Zaza Urushadze (1965) es un director de cine georgiano que ha realizado cuatro películas. Mandarinas (2013), su nueva película, nominada al Oscar y al Globo de Oro a Mejor Película de Habla No Inglesa en el año 2015, se estrenó en España el pasado 30 de abril. Nos cuenta la historia que apela a la humanidad y al amor al prójimo en un contexto tan duro y complejo como el de la guerra de Abjasia (1992-1993), que llevaría a la declaración independencia definitiva de la región en el año 1999. 
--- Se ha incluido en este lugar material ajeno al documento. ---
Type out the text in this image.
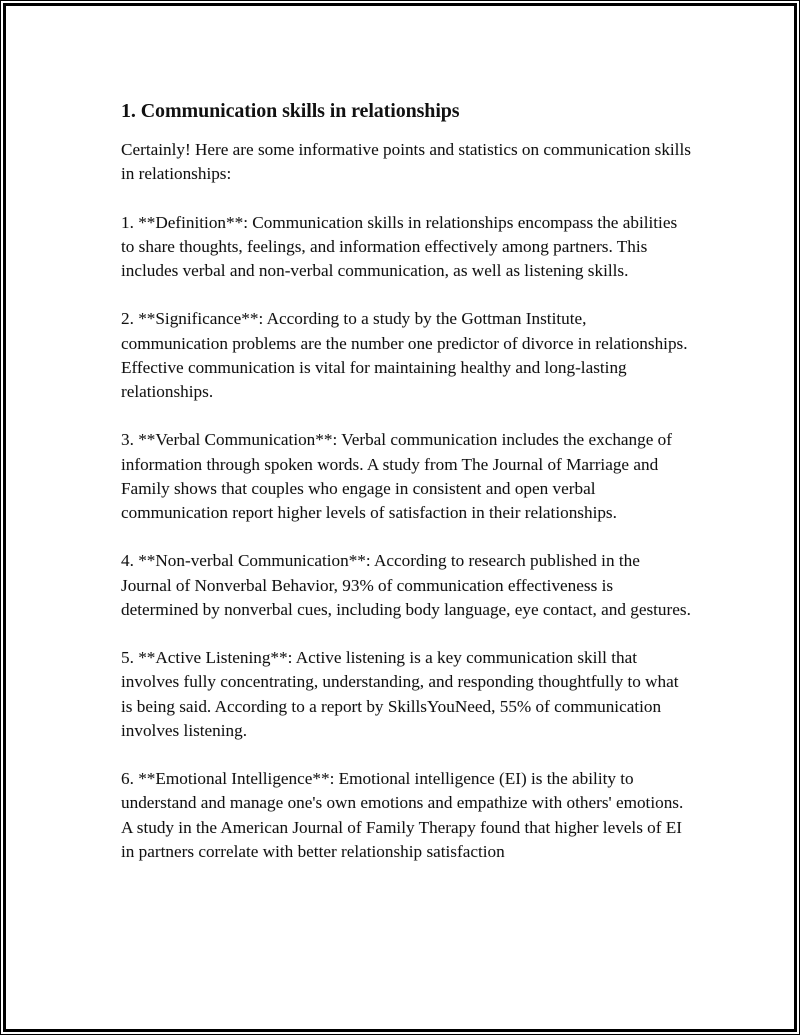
1. Communication skills in relationships

Certainly! Here are some informative points and statistics on communication skills in relationships:

1. **Definition**: Communication skills in relationships encompass the abilities to share thoughts, feelings, and information effectively among partners. This includes verbal and non-verbal communication, as well as listening skills.

2. **Significance**: According to a study by the Gottman Institute, communication problems are the number one predictor of divorce in relationships. Effective communication is vital for maintaining healthy and long-lasting relationships.

3. **Verbal Communication**: Verbal communication includes the exchange of information through spoken words. A study from The Journal of Marriage and Family shows that couples who engage in consistent and open verbal communication report higher levels of satisfaction in their relationships.

4. **Non-verbal Communication**: According to research published in the Journal of Nonverbal Behavior, 93% of communication effectiveness is determined by nonverbal cues, including body language, eye contact, and gestures.

5. **Active Listening**: Active listening is a key communication skill that involves fully concentrating, understanding, and responding thoughtfully to what is being said. According to a report by SkillsYouNeed, 55% of communication involves listening.

6. **Emotional Intelligence**: Emotional intelligence (EI) is the ability to understand and manage one's own emotions and empathize with others' emotions. A study in the American Journal of Family Therapy found that higher levels of EI in partners correlate with better relationship satisfaction
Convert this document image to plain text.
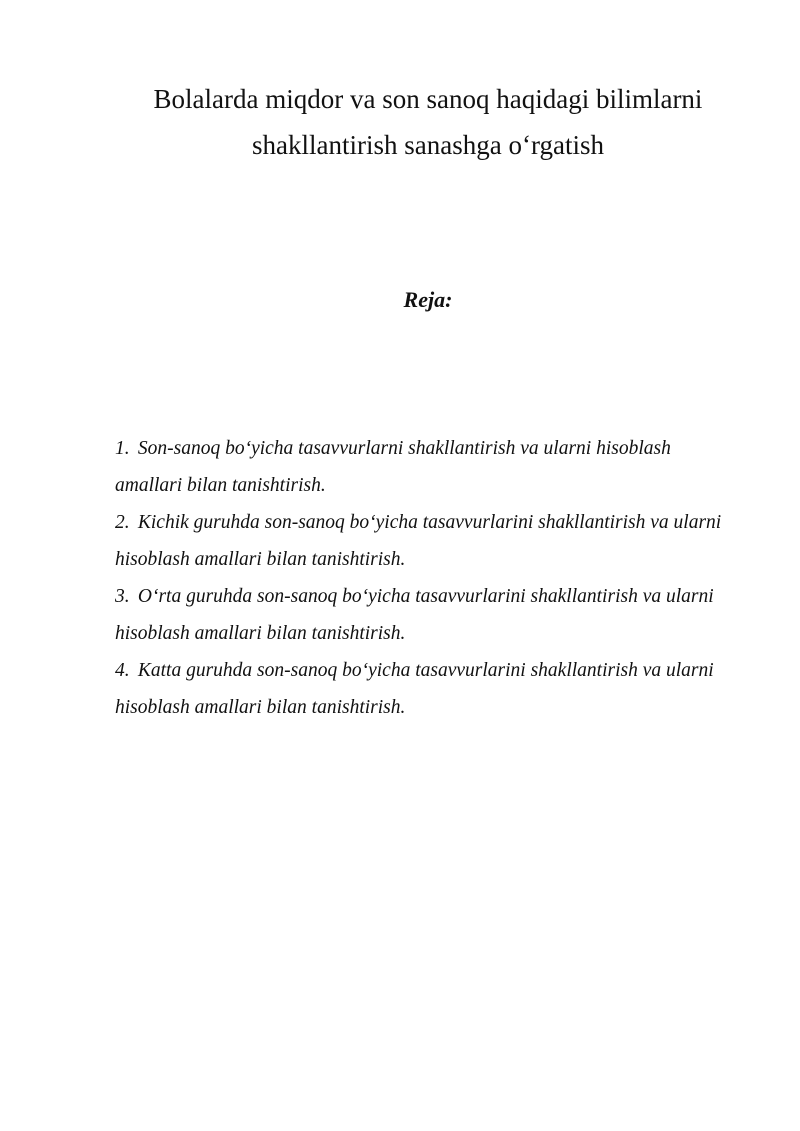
Bolalarda miqdor va son sanoq haqidagi bilimlarni
shakllantirish sanashga o‘rgatish
Reja:
1. Son-sanoq bo‘yicha tasavvurlarni shakllantirish va ularni hisoblash amallari bilan tanishtirish.
2. Kichik guruhda son-sanoq bo‘yicha tasavvurlarini shakllantirish va ularni hisoblash amallari bilan tanishtirish.
3. O‘rta guruhda son-sanoq bo‘yicha tasavvurlarini shakllantirish va ularni hisoblash amallari bilan tanishtirish.
4. Katta guruhda son-sanoq bo‘yicha tasavvurlarini shakllantirish va ularni hisoblash amallari bilan tanishtirish.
Tierra Filme tuvo la ocasión de entrevistar a Zaza Urushadze en una mesa redonda en la que compartimos preguntas con otros cuatro compañeros de distintos medios de comunicación digitales sobre crítica de cine, el pasado 22 de abril en la embajada de Georgia (Madrid). 

Por Sergio Diez Sánchez

1.- ¿Por qué retratar una guerra desde una perspectiva tan íntima?
Creo que aquello que hace especialmente interesante a la película es que esta cuenta la historia de personas muy diferentes que se encuentran en un lugar en el que no deberían de estar, en el momento equivocado. La película no se centra en las escenas de batalla, porque en un entorno más pequeño se aprecia mejor la dimensión trágica de la película y permite mostrar cómo sale a la luz la dimensión humana de las personas. 
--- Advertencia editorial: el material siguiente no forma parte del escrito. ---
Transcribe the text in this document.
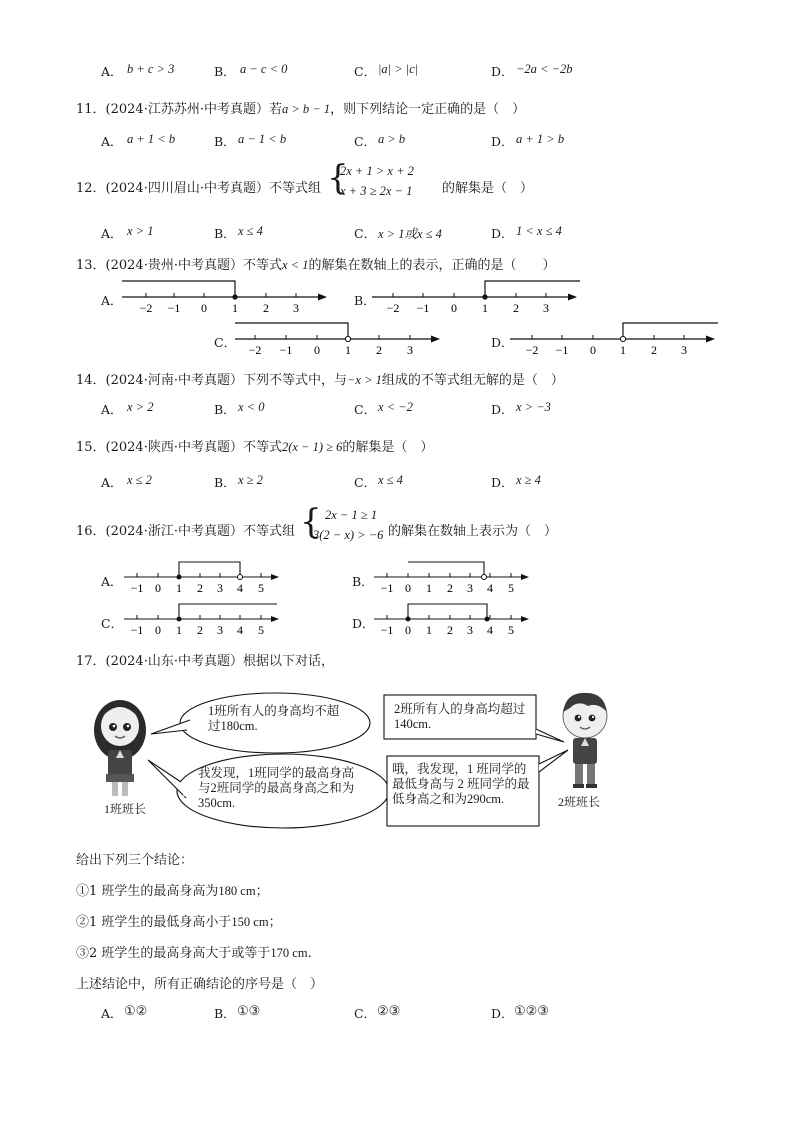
A． b + c > 3	B． a − c < 0	C． |a| > |c|	D． −2a < −2b
11．(2024·江苏苏州·中考真题）若a > b − 1，则下列结论一定正确的是（　）
A． a + 1 < b	B． a − 1 < b	C． a > b	D． a + 1 > b
12．(2024·四川眉山·中考真题）不等式组 {
2x + 1 > x + 2
x + 3 ≥ 2x − 1 的解集是（　）
A． x > 1	B． x ≤ 4	C． x > 1或x ≤ 4	D． 1 < x ≤ 4
13．(2024·贵州·中考真题）不等式x < 1的解集在数轴上的表示，正确的是（　　）
A． −2 −1 0 1 2 3	B． −2 −1 0 1 2 3
C． −2 −1 0 1 2 3	D． −2 −1 0 1 2 3
14．(2024·河南·中考真题）下列不等式中，与−x > 1组成的不等式组无解的是（　）
A． x > 2	B． x < 0	C． x < −2	D． x > −3
15．(2024·陕西·中考真题）不等式2(x − 1) ≥ 6的解集是（　）
A． x ≤ 2	B． x ≥ 2	C． x ≤ 4	D． x ≥ 4
16．(2024·浙江·中考真题）不等式组 { 2x − 1 ≥ 1
3(2 − x) > −6 的解集在数轴上表示为（　）
A． −1 0 1 2 3 4 5	B． −1 0 1 2 3 4 5
C． −1 0 1 2 3 4 5	D． −1 0 1 2 3 4 5
17．(2024·山东·中考真题）根据以下对话，
1班班长
1班所有人的身高均不超过180cm.
我发现，1班同学的最高身高与2班同学的最高身高之和为350cm.
2班所有人的身高均超过140cm.
哦，我发现，1 班同学的最低身高与 2 班同学的最低身高之和为290cm.	2班班长
给出下列三个结论：
①1 班学生的最高身高为180 cm；
②1 班学生的最低身高小于150 cm；
③2 班学生的最高身高大于或等于170 cm.
上述结论中，所有正确结论的序号是（　）
A． ①②	B． ①③	C． ②③	D． ①②③
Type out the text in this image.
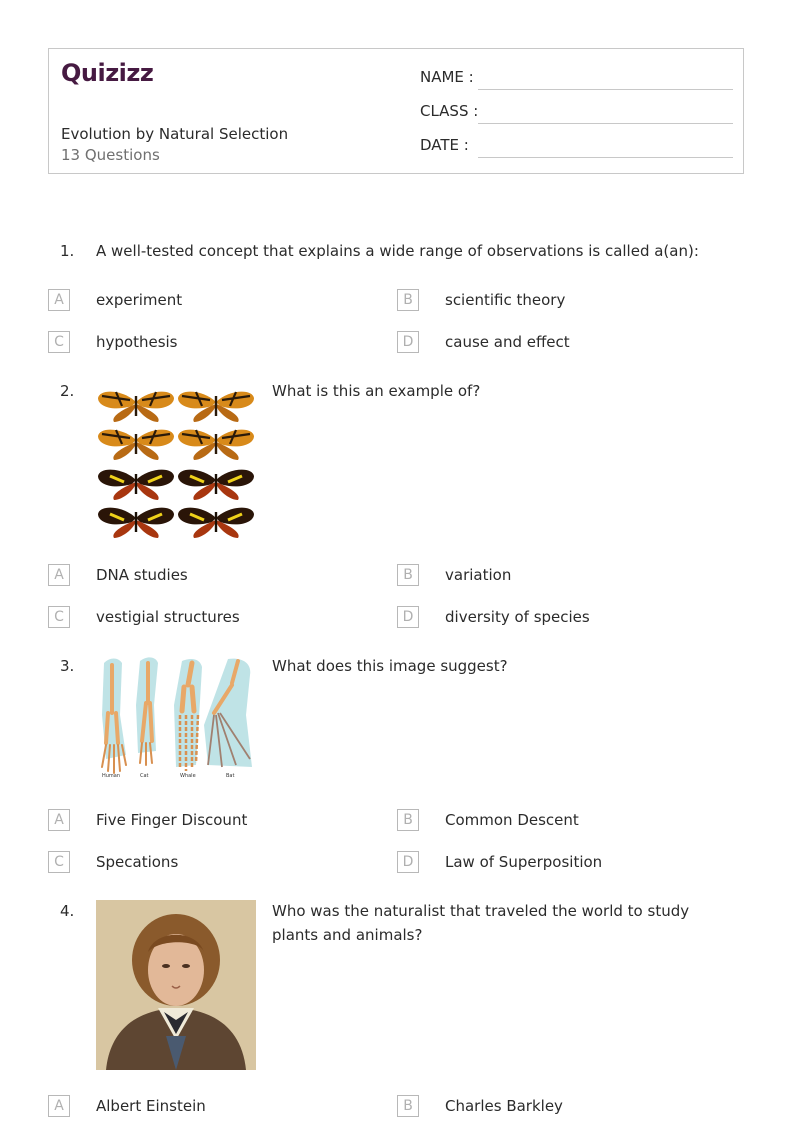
Quizizz
Evolution by Natural Selection
13 Questions
NAME :
CLASS :
DATE :
1. A well-tested concept that explains a wide range of observations is called a(an):
A	experiment	B	scientific theory
C	hypothesis	D	cause and effect
2.	What is this an example of?
A	DNA studies	B	variation
C	vestigial structures	D	diversity of species
3.
Human	Cat	Whale	Bat
What does this image suggest?
A	Five Finger Discount	B	Common Descent
C	Specations	D	Law of Superposition
4.	Who was the naturalist that traveled the world to study plants and animals?
A	Albert Einstein	B	Charles Barkley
2.- El protagonista, de origen estonio, reconoce en un momento de la película que su familia lleva ya cien años viviendo en la región de Abjasia. ¿Podría interpretarse la película en el sentido de que, más allá de los orígenes étnicos o culturales, uno pertenece a aquel lugar donde echa raíces?
Creo que, para definir una identidad, hay distintos ámbitos que importan mucho: la religión, el entorno donde uno vive. A mi juicio, el mensaje principal de la película es que existen algunos momentos de verdadera humanidad y empatía entre personas que están por encima de las religiones, las tradiciones y el entorno en el que uno vive. En primer lugar, siempre debería de estar la humanidad, y esta no se define por las distintas variedades étnicas, culturales o religiosas. 
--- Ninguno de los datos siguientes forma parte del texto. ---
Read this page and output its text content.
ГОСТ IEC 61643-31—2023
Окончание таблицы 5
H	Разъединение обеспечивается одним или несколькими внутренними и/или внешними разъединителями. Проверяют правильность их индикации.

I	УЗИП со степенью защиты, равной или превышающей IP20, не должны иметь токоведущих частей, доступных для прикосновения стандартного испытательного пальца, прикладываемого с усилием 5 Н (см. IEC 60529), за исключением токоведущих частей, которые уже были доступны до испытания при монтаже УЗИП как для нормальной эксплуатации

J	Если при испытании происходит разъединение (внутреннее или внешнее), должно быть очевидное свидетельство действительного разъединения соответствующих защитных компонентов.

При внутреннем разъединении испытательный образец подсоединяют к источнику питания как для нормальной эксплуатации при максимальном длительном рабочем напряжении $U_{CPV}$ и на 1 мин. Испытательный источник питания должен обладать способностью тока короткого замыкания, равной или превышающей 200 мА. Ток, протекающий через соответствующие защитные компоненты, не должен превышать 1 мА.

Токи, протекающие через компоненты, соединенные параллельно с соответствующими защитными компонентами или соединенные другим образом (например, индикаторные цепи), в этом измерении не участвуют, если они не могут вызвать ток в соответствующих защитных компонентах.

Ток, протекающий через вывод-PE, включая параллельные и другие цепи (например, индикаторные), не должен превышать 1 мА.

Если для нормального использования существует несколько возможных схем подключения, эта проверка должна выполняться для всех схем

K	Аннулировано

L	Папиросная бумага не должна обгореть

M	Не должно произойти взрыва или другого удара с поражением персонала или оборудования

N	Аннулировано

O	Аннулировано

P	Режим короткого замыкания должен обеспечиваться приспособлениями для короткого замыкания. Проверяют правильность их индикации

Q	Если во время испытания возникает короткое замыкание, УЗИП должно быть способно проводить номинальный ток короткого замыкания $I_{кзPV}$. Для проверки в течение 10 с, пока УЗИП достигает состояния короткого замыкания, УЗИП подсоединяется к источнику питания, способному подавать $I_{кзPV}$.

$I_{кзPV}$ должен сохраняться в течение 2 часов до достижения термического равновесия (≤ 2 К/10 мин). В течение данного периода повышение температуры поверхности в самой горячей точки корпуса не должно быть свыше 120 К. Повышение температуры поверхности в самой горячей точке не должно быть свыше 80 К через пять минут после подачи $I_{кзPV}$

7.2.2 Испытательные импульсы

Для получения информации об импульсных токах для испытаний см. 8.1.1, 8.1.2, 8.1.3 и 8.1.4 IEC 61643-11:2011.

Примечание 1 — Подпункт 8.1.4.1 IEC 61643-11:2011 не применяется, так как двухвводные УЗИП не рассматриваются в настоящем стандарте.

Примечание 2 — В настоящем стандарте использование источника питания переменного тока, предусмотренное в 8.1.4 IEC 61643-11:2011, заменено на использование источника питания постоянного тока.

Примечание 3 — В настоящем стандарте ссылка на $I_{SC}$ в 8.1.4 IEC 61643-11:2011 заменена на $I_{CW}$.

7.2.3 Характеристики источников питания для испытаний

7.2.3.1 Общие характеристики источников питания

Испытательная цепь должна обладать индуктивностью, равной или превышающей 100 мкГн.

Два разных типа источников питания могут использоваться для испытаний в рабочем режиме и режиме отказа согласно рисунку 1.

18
Georgia es un país muy pequeño y la verdad es que a lo largo de la historia hemos tenido una serie de guerras en las que luchábamos contra vecinos muy poderosos por ser georgianos y tener nuestra identidad. Así sería durante la guerra que retrata la película, el conflicto en la región de Abjasia (1992-1993) o incluso, en pleno siglo XXI, la guerra del 2008. Como usted bien sabe, hace realmente muy poco, Georgia volvió a perder territorios. Pero a pesar de ese contexto que late detrás de la película, creo que el film no tiene mensajes políticos sino que busca transmitir la idea de que la vida es corta y frágil, y que tenemos que ser en primer lugar seres humanos y no depender de la política.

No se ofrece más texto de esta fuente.